The Niger Delta Development Commission is proposing a new legislation that will allocate 3% of VAT revenue as a supplementary financing source.

This information is contained in a press release issued by the NDDC, which outlines several resolutions reached at the end of the three-day summit.

This initiative arose from the technical sessions at the recently finished Niger Delta Stakeholders Summit 2024, which was held in Port Harcourt, Rivers State, from July 10 to 12, 2024, according to Nairametric.

“At the end of the sessions, the following were arrived at as Resolutions from the entire summit:

“That additional sources of funding for the NDDC such as at least 3% of VAT revenue should be legislated,” a portion of the press release read.

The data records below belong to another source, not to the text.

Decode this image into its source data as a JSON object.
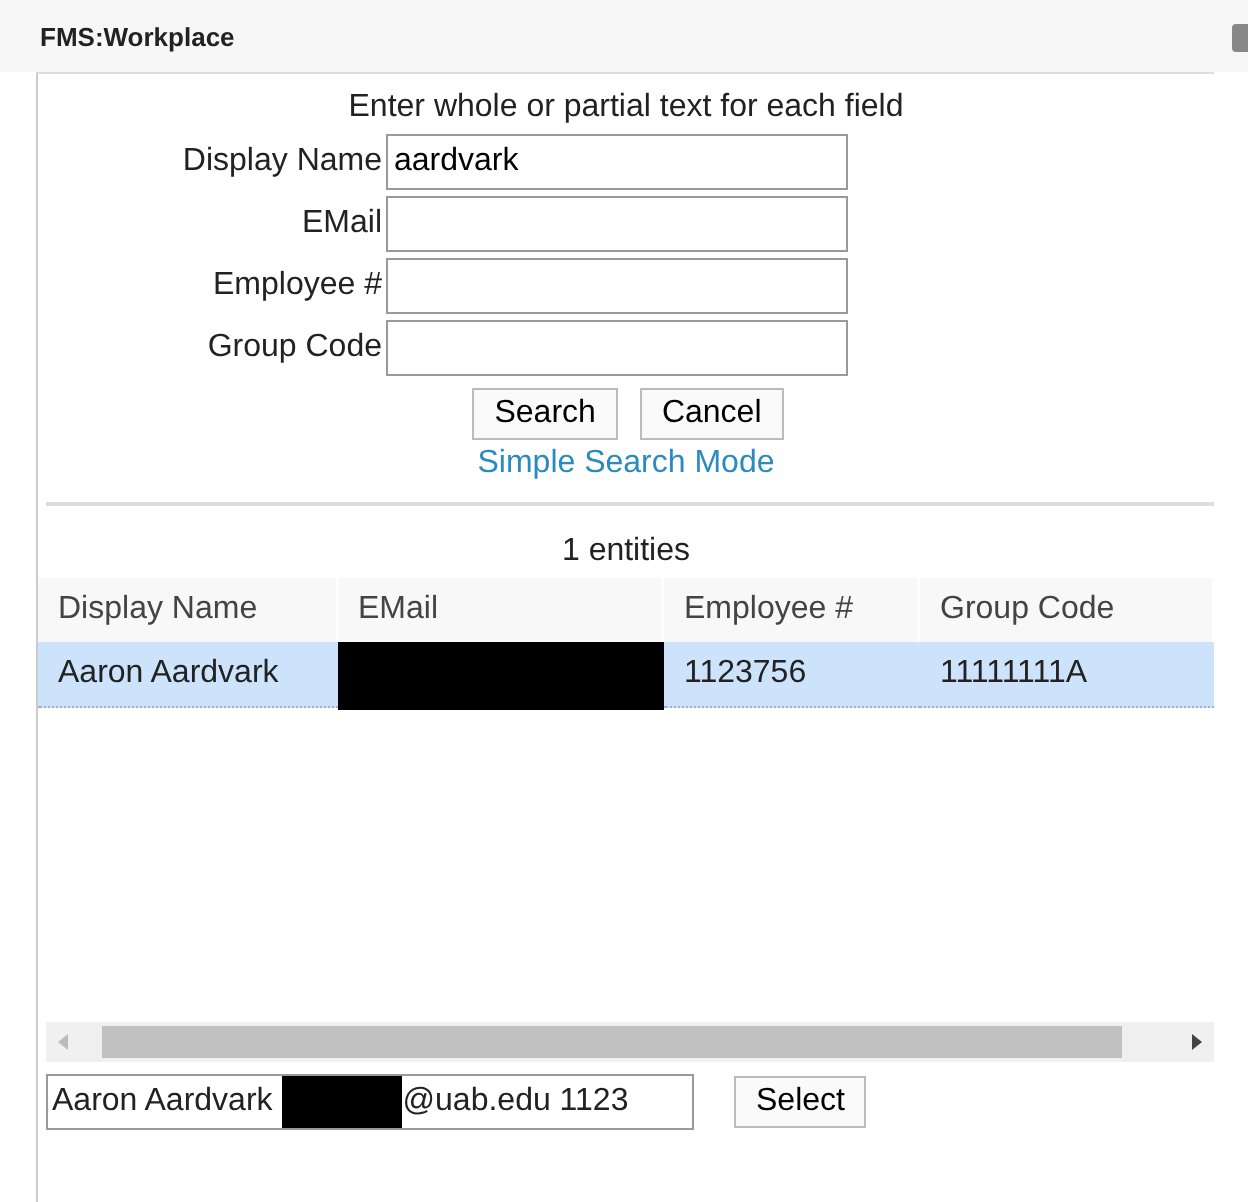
{
  "window": {
    "title": "FMS:Workplace"
  },
  "search_form": {
    "instructions": "Enter whole or partial text for each field",
    "fields": [
      {
        "label": "Display Name",
        "value": "aardvark"
      },
      {
        "label": "EMail"
      },
      {
        "label": "Employee #"
      },
      {
        "label": "Group Code"
      }
    ],
    "buttons": [
      "Search",
      "Cancel"
    ],
    "mode_link": "Simple Search Mode"
  },
  "results": {
    "count": "1 entities",
    "columns": [
      "Display Name",
      "EMail",
      "Employee #",
      "Group Code"
    ],
    "rows": [
      {
        "selected": true,
        "cells": [
          {
            "kind": "text",
            "text": "Aaron Aardvark"
          },
          {
            "kind": "redacted"
          },
          {
            "kind": "text",
            "text": "1123756"
          },
          {
            "kind": "text",
            "text": "11111111A"
          }
        ]
      }
    ]
  },
  "selection": {
    "value_start": "Aaron Aardvark",
    "value_end": "@uab.edu 1123",
    "button": "Select"
  }
}
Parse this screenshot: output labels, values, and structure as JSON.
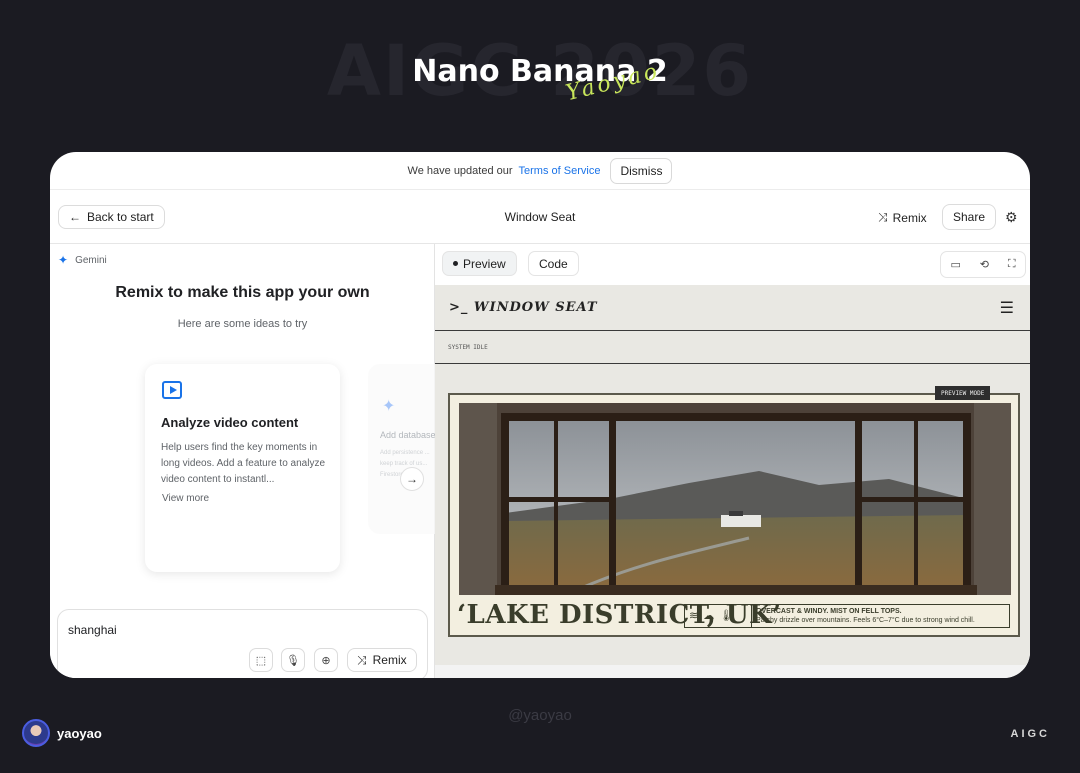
{
  "poster": {
    "watermark": "AIGC 2026",
    "title": "Nano Banana 2",
    "signature": "Yaoyao",
    "author": "yaoyao",
    "handle": "@yaoyao",
    "tag": "AIGC"
  },
  "banner": {
    "prefix": "We have updated our",
    "link": "Terms of Service",
    "dismiss": "Dismiss"
  },
  "header": {
    "back": "Back to start",
    "title": "Window Seat",
    "remix": "Remix",
    "share": "Share"
  },
  "left": {
    "model": "Gemini",
    "heading": "Remix to make this app your own",
    "subheading": "Here are some ideas to try",
    "ideas": [
      {
        "title": "Analyze video content",
        "description": "Help users find the key moments in long videos. Add a feature to analyze video content to instantl...",
        "more": "View more"
      },
      {
        "title": "Add database",
        "description": "Add persistence ... keep track of us... Firestore Da..."
      }
    ],
    "prompt": "shanghai",
    "remix": "Remix"
  },
  "right": {
    "tabs": {
      "preview": "Preview",
      "code": "Code"
    },
    "site": {
      "logo": "WINDOW SEAT",
      "status": "SYSTEM IDLE",
      "badge": "PREVIEW MODE",
      "location": "‘LAKE DISTRICT, UK’",
      "weather_title": "OVERCAST & WINDY. MIST ON FELL TOPS.",
      "weather_detail": "Patchy drizzle over mountains. Feels 6°C–7°C due to strong wind chill."
    }
  },
  "colors": {
    "background": "#1b1b22",
    "accent": "#1a73e8",
    "signature": "#c8e65a",
    "postcard_ink": "#3a3d2b"
  },
  "icons": [
    "arrow-left-icon",
    "remix-icon",
    "settings-icon",
    "gemini-star-icon",
    "video-icon",
    "arrow-right-icon",
    "select-icon",
    "mic-icon",
    "plus-icon",
    "device-icon",
    "refresh-icon",
    "fullscreen-icon",
    "terminal-icon",
    "menu-icon",
    "wind-icon",
    "cloud-icon",
    "thermometer-icon"
  ]
}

Other funding-related resolutions from the recently concluded NDDC summit include an aggressive pursuit and collection of all due and outstanding payments owed to the Commission by statutory sources, including the Federal Government and the ecological fund.

Another resolution states that the implementation of the regional development strategy should be financed through three sources: traditional budget sources (Federal Government, Internally Generated Revenue, etc.) at 33.3%, public-private partnerships at 33.3%, and development finance at 33.3%.

Furthermore, the Niger Delta Development Bank (NDDB) was established to mobilize development money from both domestic and international sources, with a focus on lending to SMEs in the region to support economic and industrial growth.

At the end of the Niger Delta Stakeholders Summit, several key decisions were adopted.

The conference emphasized the critical need to complete the East-West Road, which has been in the works for nearly two decades, to improve regional mobility.

There was also a call for the reactivation of the NDDC Advisory Committee under Section 11 of the NDDC (Establishment, etc.) Act, 2000 (as amended), to provide advice and monitor the Commission’s activities.

Also, the summit argued for the Commission’s departure from the Treasury Single Account (TSA) Policy, which limits its ability to fully implement its interventionist mandate.

It asked the Federal Government to closely adhere to the NDDC Act’s tenure rules, avoid frequent board dissolutions, and abolish the use of interim management. The Commission should also be safeguarded from political influence that puts undue pressure on its leaders.